Em conclusão, descrevemos uma apresentação incomum de anemia hemolítica grave, provavelmente relacionada à exposição à amoxicilina em um paciente com deficiência de G6PD. Esses achados, em conjunto com casos publicados anteriormente, destacam a necessidade de considerar a amoxicilina como causa dos sintomas apresentados neste relato de caso. O aumento da consciência de tal potencial justificaria cautela ao prescrever amoxicilina para pacientes com deficiência de G6PD e pode argumentar para caracterização adicional da variante precisa de G6PD, uma vez que uma deficiência tenha sido estabelecida.
Esse estudo foi baseado em uma “possibilidade” segundo os médicos.

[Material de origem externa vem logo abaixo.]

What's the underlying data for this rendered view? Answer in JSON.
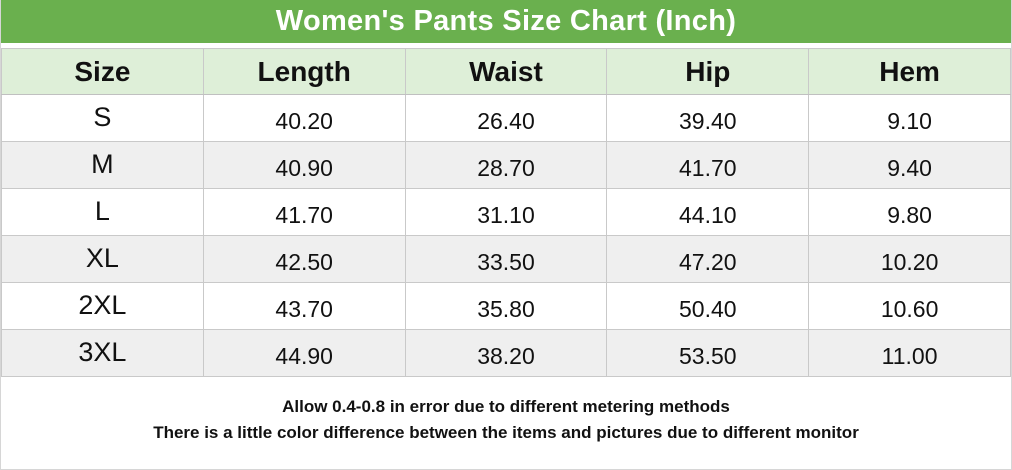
{
  "title": "Women's Pants Size Chart (Inch)",
  "table": {
    "headers": [
      "Size",
      "Length",
      "Waist",
      "Hip",
      "Hem"
    ],
    "rows": [
      [
        "S",
        "40.20",
        "26.40",
        "39.40",
        "9.10"
      ],
      [
        "M",
        "40.90",
        "28.70",
        "41.70",
        "9.40"
      ],
      [
        "L",
        "41.70",
        "31.10",
        "44.10",
        "9.80"
      ],
      [
        "XL",
        "42.50",
        "33.50",
        "47.20",
        "10.20"
      ],
      [
        "2XL",
        "43.70",
        "35.80",
        "50.40",
        "10.60"
      ],
      [
        "3XL",
        "44.90",
        "38.20",
        "53.50",
        "11.00"
      ]
    ]
  },
  "footer": {
    "line1": "Allow 0.4-0.8 in error due to different metering methods",
    "line2": "There is a little color difference between the items and pictures due to different monitor"
  },
  "colors": {
    "title_bar_green": "#6ab04e",
    "header_row_green": "#deefd8",
    "alt_row_gray": "#efefef",
    "border_gray": "#c9c9c9",
    "title_text": "#ffffff",
    "body_text": "#111111"
  },
  "chart_data": {
    "type": "table",
    "title": "Women's Pants Size Chart (Inch)",
    "columns": [
      "Size",
      "Length",
      "Waist",
      "Hip",
      "Hem"
    ],
    "rows": [
      [
        "S",
        40.2,
        26.4,
        39.4,
        9.1
      ],
      [
        "M",
        40.9,
        28.7,
        41.7,
        9.4
      ],
      [
        "L",
        41.7,
        31.1,
        44.1,
        9.8
      ],
      [
        "XL",
        42.5,
        33.5,
        47.2,
        10.2
      ],
      [
        "2XL",
        43.7,
        35.8,
        50.4,
        10.6
      ],
      [
        "3XL",
        44.9,
        38.2,
        53.5,
        11.0
      ]
    ],
    "notes": [
      "Allow 0.4-0.8 in error due to different metering methods",
      "There is a little color difference between the items and pictures due to different monitor"
    ]
  }
}
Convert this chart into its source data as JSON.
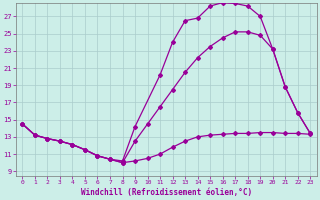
{
  "background_color": "#cceee8",
  "line_color": "#990099",
  "grid_color": "#aacccc",
  "xlabel": "Windchill (Refroidissement éolien,°C)",
  "xlabel_color": "#990099",
  "tick_color": "#990099",
  "xlim": [
    -0.5,
    23.5
  ],
  "ylim": [
    8.5,
    28.5
  ],
  "yticks": [
    9,
    11,
    13,
    15,
    17,
    19,
    21,
    23,
    25,
    27
  ],
  "xticks": [
    0,
    1,
    2,
    3,
    4,
    5,
    6,
    7,
    8,
    9,
    10,
    11,
    12,
    13,
    14,
    15,
    16,
    17,
    18,
    19,
    20,
    21,
    22,
    23
  ],
  "line1_x": [
    0,
    1,
    2,
    3,
    4,
    5,
    6,
    7,
    8,
    9,
    11,
    12,
    13,
    14,
    15,
    16,
    17,
    18,
    19,
    20,
    21,
    22,
    23
  ],
  "line1_y": [
    14.5,
    13.2,
    12.8,
    12.5,
    12.1,
    11.5,
    10.8,
    10.4,
    10.2,
    14.2,
    20.2,
    24.0,
    26.5,
    26.8,
    28.2,
    28.6,
    28.5,
    28.2,
    27.0,
    23.2,
    18.8,
    15.8,
    13.4
  ],
  "line2_x": [
    0,
    1,
    2,
    3,
    4,
    5,
    6,
    7,
    8,
    9,
    10,
    11,
    12,
    13,
    14,
    15,
    16,
    17,
    18,
    19,
    20,
    21,
    22,
    23
  ],
  "line2_y": [
    14.5,
    13.2,
    12.8,
    12.5,
    12.1,
    11.5,
    10.8,
    10.4,
    10.0,
    12.5,
    14.5,
    16.5,
    18.5,
    20.5,
    22.2,
    23.5,
    24.5,
    25.2,
    25.2,
    24.8,
    23.2,
    18.8,
    15.8,
    13.4
  ],
  "line3_x": [
    0,
    1,
    2,
    3,
    4,
    5,
    6,
    7,
    8,
    9,
    10,
    11,
    12,
    13,
    14,
    15,
    16,
    17,
    18,
    19,
    20,
    21,
    22,
    23
  ],
  "line3_y": [
    14.5,
    13.2,
    12.8,
    12.5,
    12.1,
    11.5,
    10.8,
    10.4,
    10.0,
    10.2,
    10.5,
    11.0,
    11.8,
    12.5,
    13.0,
    13.2,
    13.3,
    13.4,
    13.4,
    13.5,
    13.5,
    13.4,
    13.4,
    13.3
  ]
}
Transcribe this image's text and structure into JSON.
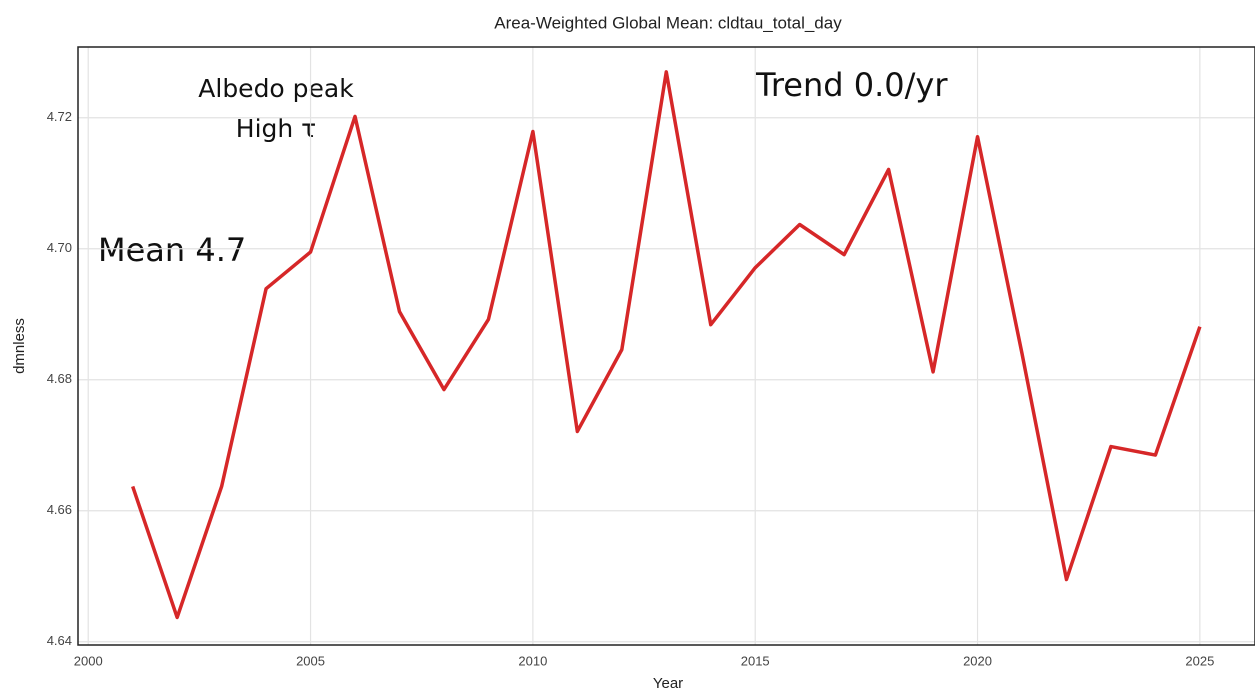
{
  "chart_data": {
    "type": "line",
    "title": "Area-Weighted Global Mean: cldtau_total_day",
    "x_label": "Year",
    "y_label": "dmnless",
    "annotations": [
      "Albedo peak",
      "High τ",
      "Mean 4.7",
      "Trend 0.0/yr"
    ],
    "x": [
      2001,
      2002,
      2003,
      2004,
      2005,
      2006,
      2007,
      2008,
      2009,
      2010,
      2011,
      2012,
      2013,
      2014,
      2015,
      2016,
      2017,
      2018,
      2019,
      2020,
      2021,
      2022,
      2023,
      2024,
      2025
    ],
    "series": [
      {
        "name": "cldtau_total_day",
        "color": "#d62728",
        "values": [
          4.6637,
          4.6437,
          4.6637,
          4.6939,
          4.6995,
          4.7202,
          4.6904,
          4.6785,
          4.6892,
          4.7179,
          4.6721,
          4.6846,
          4.727,
          4.6884,
          4.6971,
          4.7037,
          4.6991,
          4.7121,
          4.6812,
          4.7171,
          4.684,
          4.6495,
          4.6698,
          4.6685,
          4.6881
        ]
      }
    ],
    "xlim": [
      1999.77,
      2026.24
    ],
    "xticks": [
      2000,
      2005,
      2010,
      2015,
      2020,
      2025
    ],
    "ylim": [
      4.6395,
      4.7308
    ],
    "yticks": [
      {
        "value": 4.64,
        "label": "4.64"
      },
      {
        "value": 4.66,
        "label": "4.66"
      },
      {
        "value": 4.68,
        "label": "4.68"
      },
      {
        "value": 4.7,
        "label": "4.70"
      },
      {
        "value": 4.72,
        "label": "4.72"
      }
    ],
    "grid": true
  }
}
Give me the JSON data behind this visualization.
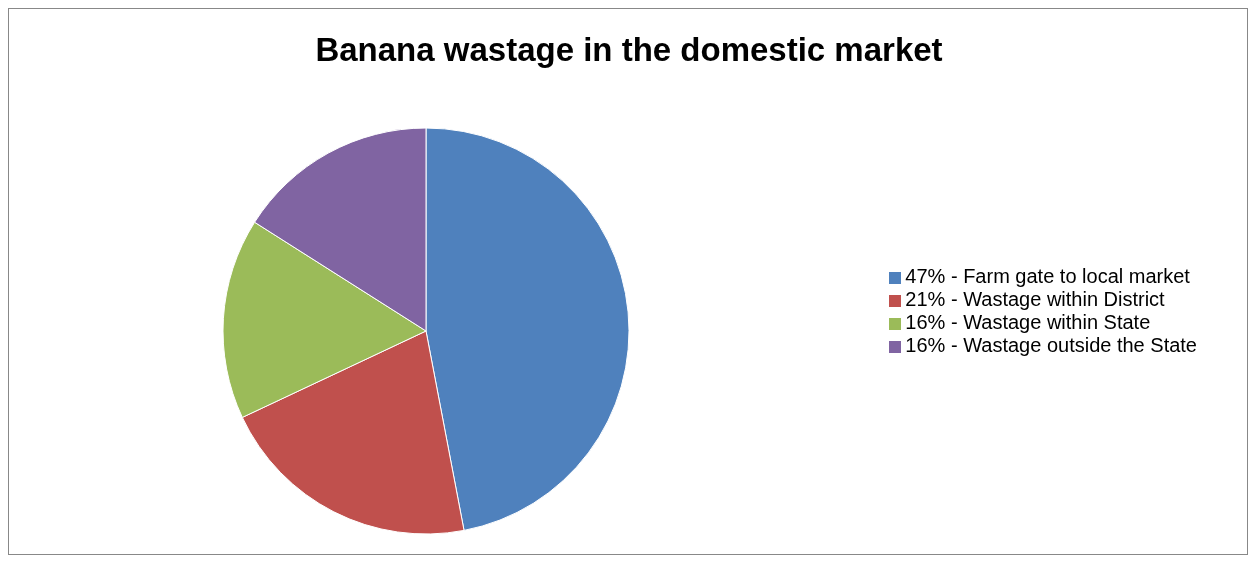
{
  "chart_data": {
    "type": "pie",
    "title": "Banana wastage in the domestic market",
    "categories": [
      "47% - Farm gate to local market",
      "21% - Wastage within District",
      "16% - Wastage within State",
      "16% - Wastage outside the State"
    ],
    "values": [
      47,
      21,
      16,
      16
    ],
    "colors": [
      "#4f81bd",
      "#c0504d",
      "#9bbb59",
      "#8064a2"
    ],
    "legend": "right"
  }
}
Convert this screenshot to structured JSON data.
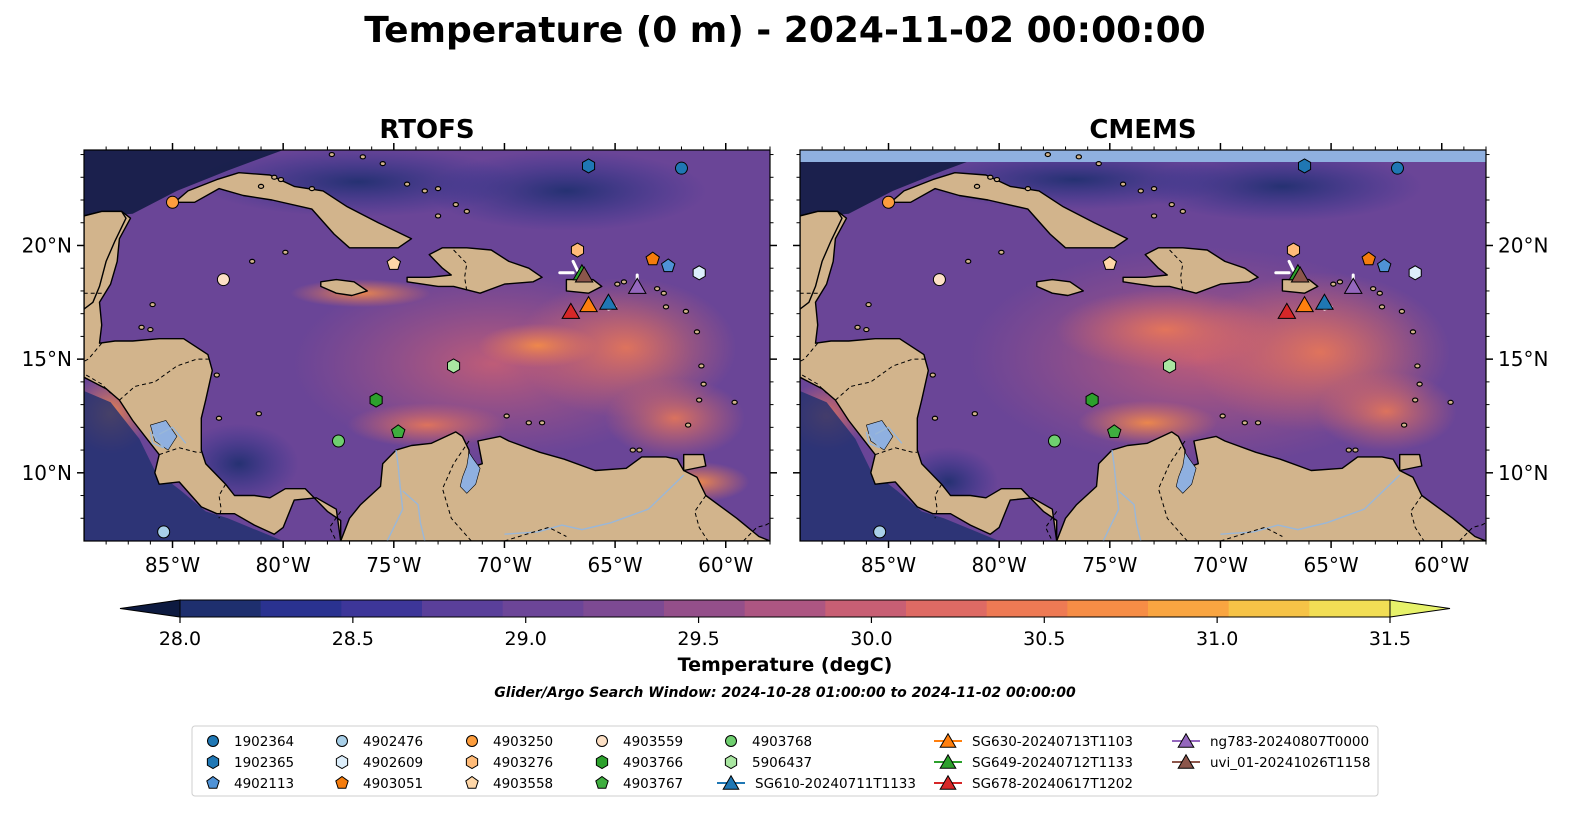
{
  "figure": {
    "title": "Temperature (0 m) - 2024-11-02 00:00:00",
    "panels": [
      {
        "id": "rtofs",
        "title": "RTOFS"
      },
      {
        "id": "cmems",
        "title": "CMEMS"
      }
    ],
    "lon_ticks": [
      "85°W",
      "80°W",
      "75°W",
      "70°W",
      "65°W",
      "60°W"
    ],
    "lat_ticks": [
      "20°N",
      "15°N",
      "10°N"
    ],
    "colorbar": {
      "label": "Temperature (degC)",
      "tick_labels": [
        "28.0",
        "28.5",
        "29.0",
        "29.5",
        "30.0",
        "30.5",
        "31.0",
        "31.5"
      ],
      "min": 28.0,
      "max": 31.5,
      "level_step": 0.25,
      "extend": "both",
      "colors": [
        "#0d1a40",
        "#1e2f6e",
        "#2a3290",
        "#3d3699",
        "#5a3f9a",
        "#6c4598",
        "#7d4a93",
        "#944f8a",
        "#ad5682",
        "#c85f74",
        "#de6a64",
        "#ee7a54",
        "#f68d46",
        "#f9a541",
        "#f6c347",
        "#f2de55",
        "#e7f26a"
      ]
    },
    "search_window": "Glider/Argo Search Window: 2024-10-28 01:00:00 to 2024-11-02 00:00:00",
    "legend": {
      "columns": [
        [
          {
            "label": "1902364",
            "marker": "circle",
            "color": "#1f77b4"
          },
          {
            "label": "1902365",
            "marker": "hexagon",
            "color": "#1f77b4"
          },
          {
            "label": "4902113",
            "marker": "pentagon",
            "color": "#4f92d6"
          }
        ],
        [
          {
            "label": "4902476",
            "marker": "circle",
            "color": "#a8cfe8"
          },
          {
            "label": "4902609",
            "marker": "hexagon",
            "color": "#dceefb"
          },
          {
            "label": "4903051",
            "marker": "pentagon",
            "color": "#f57c0c"
          }
        ],
        [
          {
            "label": "4903250",
            "marker": "circle",
            "color": "#fd9d3d"
          },
          {
            "label": "4903276",
            "marker": "hexagon",
            "color": "#ffbb78"
          },
          {
            "label": "4903558",
            "marker": "pentagon",
            "color": "#ffd7a8"
          }
        ],
        [
          {
            "label": "4903559",
            "marker": "circle",
            "color": "#fde0c5"
          },
          {
            "label": "4903766",
            "marker": "hexagon",
            "color": "#2ca02c"
          },
          {
            "label": "4903767",
            "marker": "pentagon",
            "color": "#3fae3f"
          }
        ],
        [
          {
            "label": "4903768",
            "marker": "circle",
            "color": "#6fcf6f"
          },
          {
            "label": "5906437",
            "marker": "hexagon",
            "color": "#a9e6a1"
          },
          {
            "label": "SG610-20240711T1133",
            "marker": "triangle",
            "color": "#1f77b4"
          }
        ],
        [
          {
            "label": "SG630-20240713T1103",
            "marker": "triangle",
            "color": "#ff7f0e"
          },
          {
            "label": "SG649-20240712T1133",
            "marker": "triangle",
            "color": "#2ca02c"
          },
          {
            "label": "SG678-20240617T1202",
            "marker": "triangle",
            "color": "#d62728"
          }
        ],
        [
          {
            "label": "ng783-20240807T0000",
            "marker": "triangle",
            "color": "#9467bd"
          },
          {
            "label": "uvi_01-20241026T1158",
            "marker": "triangle",
            "color": "#8c564b"
          }
        ]
      ]
    },
    "floats": [
      {
        "id": "1902364",
        "lon": -62.0,
        "lat": 23.4
      },
      {
        "id": "1902365",
        "lon": -66.2,
        "lat": 23.5
      },
      {
        "id": "4902113",
        "lon": -62.6,
        "lat": 19.1
      },
      {
        "id": "4902476",
        "lon": -85.4,
        "lat": 7.4
      },
      {
        "id": "4902609",
        "lon": -61.2,
        "lat": 18.8
      },
      {
        "id": "4903051",
        "lon": -63.3,
        "lat": 19.4
      },
      {
        "id": "4903250",
        "lon": -85.0,
        "lat": 21.9
      },
      {
        "id": "4903276",
        "lon": -66.7,
        "lat": 19.8
      },
      {
        "id": "4903558",
        "lon": -75.0,
        "lat": 19.2
      },
      {
        "id": "4903559",
        "lon": -82.7,
        "lat": 18.5
      },
      {
        "id": "4903766",
        "lon": -75.8,
        "lat": 13.2
      },
      {
        "id": "4903767",
        "lon": -74.8,
        "lat": 11.8
      },
      {
        "id": "4903768",
        "lon": -77.5,
        "lat": 11.4
      },
      {
        "id": "5906437",
        "lon": -72.3,
        "lat": 14.7
      }
    ],
    "gliders": [
      {
        "id": "SG610-20240711T1133",
        "lon": -65.3,
        "lat": 17.5
      },
      {
        "id": "SG630-20240713T1103",
        "lon": -66.2,
        "lat": 17.4
      },
      {
        "id": "SG649-20240712T1133",
        "lon": -66.5,
        "lat": 18.8
      },
      {
        "id": "SG678-20240617T1202",
        "lon": -67.0,
        "lat": 17.1
      },
      {
        "id": "ng783-20240807T0000",
        "lon": -64.0,
        "lat": 18.2
      },
      {
        "id": "uvi_01-20241026T1158",
        "lon": -66.4,
        "lat": 18.7
      }
    ]
  }
}
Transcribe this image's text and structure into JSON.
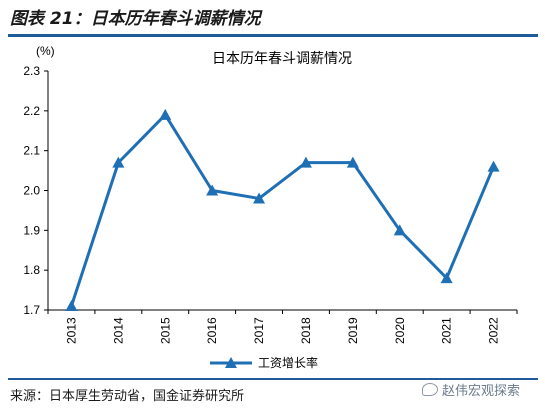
{
  "figure_title": "图表 21：日本历年春斗调薪情况",
  "source_text": "来源：日本厚生劳动省，国金证券研究所",
  "watermark_text": "赵伟宏观探索",
  "colors": {
    "line": "#1f6fb5",
    "rule": "#1f5a99"
  },
  "chart_data": {
    "type": "line",
    "title": "日本历年春斗调薪情况",
    "ylabel": "(%)",
    "xlabel": "",
    "categories": [
      "2013",
      "2014",
      "2015",
      "2016",
      "2017",
      "2018",
      "2019",
      "2020",
      "2021",
      "2022"
    ],
    "ylim": [
      1.7,
      2.3
    ],
    "yticks": [
      "1.7",
      "1.8",
      "1.9",
      "2.0",
      "2.1",
      "2.2",
      "2.3"
    ],
    "grid": false,
    "legend_position": "bottom",
    "series": [
      {
        "name": "工资增长率",
        "marker": "triangle",
        "values": [
          1.71,
          2.07,
          2.19,
          2.0,
          1.98,
          2.07,
          2.07,
          1.9,
          1.78,
          2.06
        ]
      }
    ]
  }
}
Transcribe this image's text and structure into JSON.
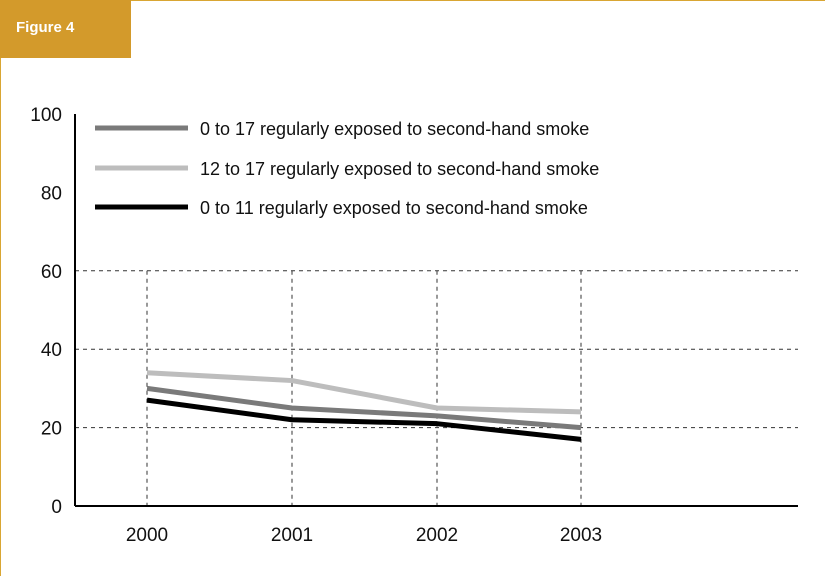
{
  "figure_label": "Figure 4",
  "colors": {
    "accent": "#d39a2b",
    "border": "#d9a633",
    "grid": "#333333"
  },
  "chart_data": {
    "type": "line",
    "title": "",
    "xlabel": "",
    "ylabel": "",
    "categories": [
      "2000",
      "2001",
      "2002",
      "2003"
    ],
    "ylim": [
      0,
      100
    ],
    "yticks": [
      "0",
      "20",
      "40",
      "60",
      "80",
      "100"
    ],
    "grid": "dashed, at 20/40/60 and at each category",
    "legend_position": "top-left",
    "series": [
      {
        "name": "0 to 17 regularly exposed to second-hand smoke",
        "color": "#7a7a7a",
        "values": [
          30,
          25,
          23,
          20
        ]
      },
      {
        "name": "12 to 17 regularly exposed to second-hand smoke",
        "color": "#bdbdbd",
        "values": [
          34,
          32,
          25,
          24
        ]
      },
      {
        "name": "0 to 11 regularly exposed to second-hand smoke",
        "color": "#000000",
        "values": [
          27,
          22,
          21,
          17
        ]
      }
    ]
  }
}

Mesmo diante de toda investigação feita, por não achar uma resposta plausiva, eles decidiram supor que foi a amoxicilina, baseado em muitas questões hematologicas não ligadas a Deficiência de G6PD em si, outro fator é o tempo de crise hemolitica, o paciente vez o uso do medicamento 10 dias antes da admisão ao hospital, bom, uma crise por contato com restrito ocorre de 24 a 72 hs dependendo do gatilho, outro ponto é o tempo que a crise hemolitica durou mais de 3 semanas mesmo ele não estando usando amaxicilina que foi o gatilho de hemólise suspeito e citado na investigação, outro ponto, os médicos usaram Ciplofaxacino medicamento restrito para Deficiência de G6PD para tratar o paciente.
O estudo em si, não valida nem comprova restrição de amoxicilina na deficiência de G6PD.
Acredito que antes de qualquer médico pensar na inclusão o medicamento nas restrições, é necessário não apenas mais estudos, mas também muitos pontos a se considerar, como o uso de larga escala da amoxicilina no Brasil que se de fato fosse restrito, levaria muitos pacientes deficiente de g6pd a crises hemoliticas constantes pelo uso, além de muitos adultos sendo diagnosticado com deficiência de g6pd por uma crise hemolitica por uso da amoxicilina, o que de fato não acontece.
Em fim, nenhuma lista fora do Brasil nunca inclui amoxicilina nas restrições, e mesmo no Brasil aparentemente até hoje só existe uma lista que inclui a amoxicilina nas restrições.
Quando o assunto é saúde das nossas crianças e as restrições eu sigo levando a aromaterapia como alternativa segura para nossas crianças, sendo tal medicamento restrito ou não, ter a possibilidade de aumentar a imunidade das nossas crianças e até mesmo tratar com uma opção natural e segura não tem preço!